Another design challenge in SMPS PCB layout is the heat generated on the board. While factors such as PWM frequency, duty cycle, and rise time influence this, effective thermal management strategies are still crucial. With these two challenges in mind, let’s examine some details to focus on in SMPS PCB layout.
**Thermal Management** An ideal SMPS would dissipate zero power, although this is not practical. Your switching transistors (and the input transformer for AC-DC conversion) will dissipate most of the heat. Even though switching power supply topologies can achieve 90% efficiency, power MOSFETs can still generate significant heat during switching. A common practice is to place heat sinks on critical switch components and ensure they are connected to the ground plane to avoid introducing new EMI. In high-voltage/high-current power supplies, these heat sinks can be quite large. To enhance cooling, consider installing fans in the chassis, but be sure to follow best practices for powering these fans to prevent new EMI issues.
**Some SMPS PCB Board Layout Tips** Your layout will contribute to thermal management to some extent, but it is a more significant factor in determining EMI susceptibility. Typically, conducted noise is managed using EMI filters on the input and output circuits. As with many EMI issues in high-speed/high-frequency systems, the stackup of your PCB is crucial in resisting radiated EMI. The relevant frequency range for SMPS operation is ~10 kHz to ~1 MHz, so radiated EMI will induce noise. Therefore, place the ground plane in the stackup directly below the surface layer, along with all power components, to ensure low loop inductance of the surface circuit. Any noise signal propagating to the output is usually filtered out at the output stage.

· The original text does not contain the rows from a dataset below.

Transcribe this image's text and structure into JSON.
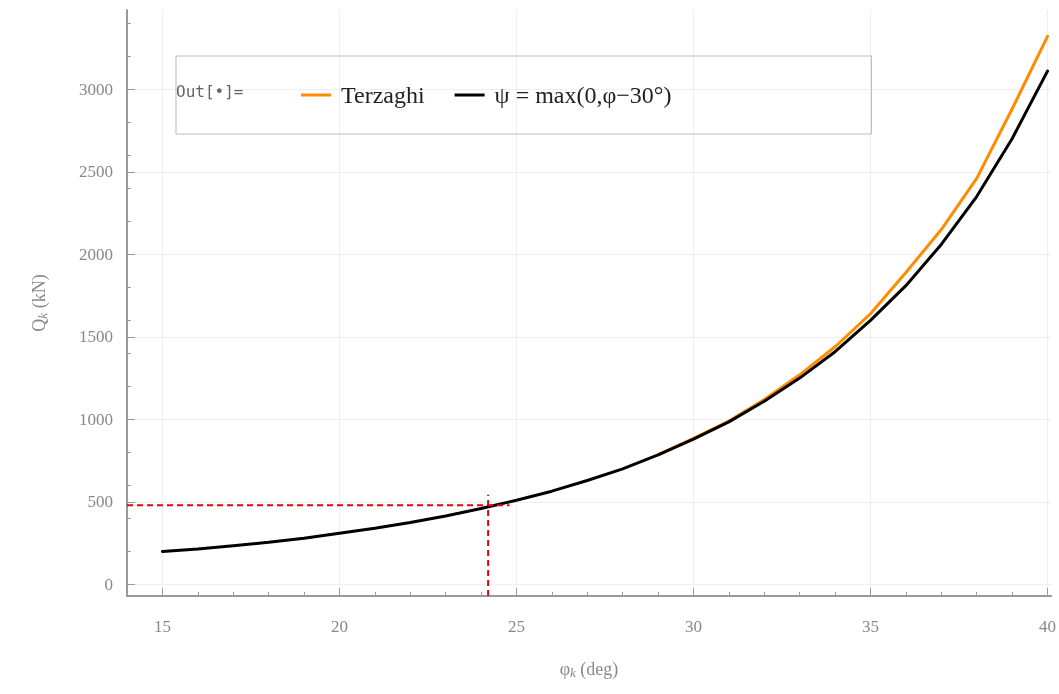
{
  "chart_data": {
    "type": "line",
    "xlabel": "φ$_{k}$ (deg)",
    "ylabel": "Q$_{k}$ (kN)",
    "x": [
      15,
      16,
      17,
      18,
      19,
      20,
      21,
      22,
      23,
      24,
      25,
      26,
      27,
      28,
      29,
      30,
      31,
      32,
      33,
      34,
      35,
      36,
      37,
      38,
      39,
      40
    ],
    "series": [
      {
        "name": "Terzaghi",
        "color": "#ff8c00",
        "values": [
          null,
          null,
          null,
          null,
          null,
          null,
          null,
          null,
          null,
          null,
          null,
          null,
          null,
          null,
          785,
          885,
          990,
          1120,
          1270,
          1440,
          1640,
          1890,
          2150,
          2460,
          2880,
          3320
        ]
      },
      {
        "name": "ψ = max(0,φ−30°)",
        "color": "#000000",
        "values": [
          200,
          215,
          235,
          255,
          280,
          310,
          340,
          375,
          415,
          460,
          510,
          565,
          630,
          700,
          785,
          880,
          985,
          1110,
          1250,
          1410,
          1600,
          1810,
          2060,
          2350,
          2700,
          3110
        ]
      }
    ],
    "xlim": [
      14,
      40.1
    ],
    "xticks": [
      15,
      20,
      25,
      30,
      35,
      40
    ],
    "ylim": [
      -70,
      3480
    ],
    "yticks": [
      0,
      500,
      1000,
      1500,
      2000,
      2500,
      3000
    ],
    "ref_lines": [
      {
        "axis": "x",
        "value": 24.2,
        "color": "#e8000b",
        "line_style": "dashed"
      },
      {
        "axis": "y",
        "value": 480,
        "color": "#e8000b",
        "line_style": "dashed"
      }
    ],
    "annotations": [
      "Out[•]="
    ],
    "grid": true,
    "legend": "top",
    "marker": "none",
    "line_style": "solid"
  }
}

**Transient Ringing** Transients present a more challenging problem as they relate to your stackup, routing, vias, and decoupling/impedance issues. As with high-speed designs, avoid routing copper carrying switching signals across gaps in the ground plane, as this can create an antenna structure that radiates strongly during transients. These transients tend to be high-frequency (ranging from 10 to 100 MHz). The problem with transient ringing is primarily an impedance management issue. High impedance results in significant voltage ripple. Place components with the correct land pattern to minimize impedance in the board PDN. Examples of good and bad pads for your components are shown below.
**The Quality of the Components in the Layout** Generally, avoid isolated islands in your layout. Use decoupling capacitors to connect any power islands containing control circuitry or passive components back to the ground plane. Be cautious when placing vias on the PCB, as you want to avoid creating unintended gaps or sockets in the ground plane.